宝物を探して、このことばを唱えると「とびらが開く」。
無意味な呪のセリフが命令の合図になった、というふうに受け取られています。
世界諸国のことばに訳されている「ひらけ、ゴマ」。
なぜ、ゴマなの?だれに言っているの?
実は、このことばは、「ゴマ」に語りかけています。「じぶんでひらけ、じぶんで開いてね」と呼びかけているのです。
ゴマの種子は、袋(さや)の中に並んで入っています。成熟し乾燥すると、パックリとさやが開き、中から飛び出してきます。この粒がゴマです。
いわば、実の中にタネが入っている。それが、ある時、魔法のように飛び出してくる、不思議な現象です。
ひらけ、ゴマ。

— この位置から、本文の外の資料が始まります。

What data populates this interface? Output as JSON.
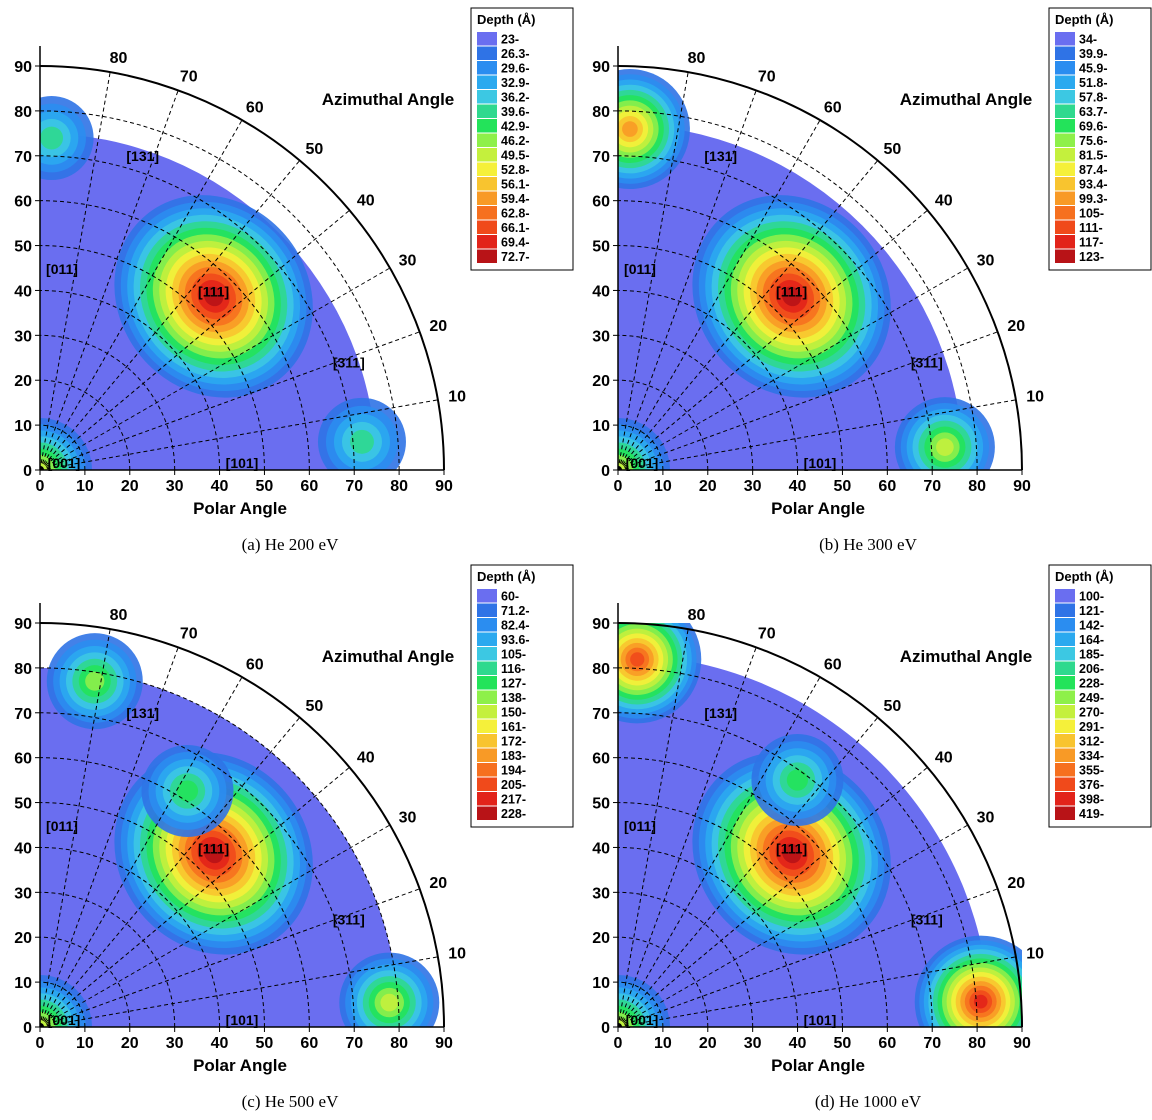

それは、ゴマが自然に、みずから開くところから生まれた、ひらめきのことばだったのではないでしょうか。
ことばでひらくのではなくて、ひらく不思議に、ことばが寄り添い、それをこのセリフで演じてみたところから始まった、と考えると、ひとつ気づくことがあります。
呼びかけです。声をかけること。演じるふるまいに、声をかけている。その声によって、ふるまいを引き立てるのです。声ことばは「手伝う」力。
素直に、ことばを声にするふるまい。声にして、じぶんに語りかけるフリをしているうちに、それが身についてくる。実は、「魔法のことば」があるのではなくて、ことばが「不思議」に寄りそい、力になってくれるのです。
声をかけてあげれば、じぶんでひらく。
出典・参照:アラビアンナイト『アリババと40人の盗賊』
(注)エンパシームも似ています。じぶんでつくる「間」(ま)が実とすると、その中に種(ひと息ごとの声ことば)が入っています。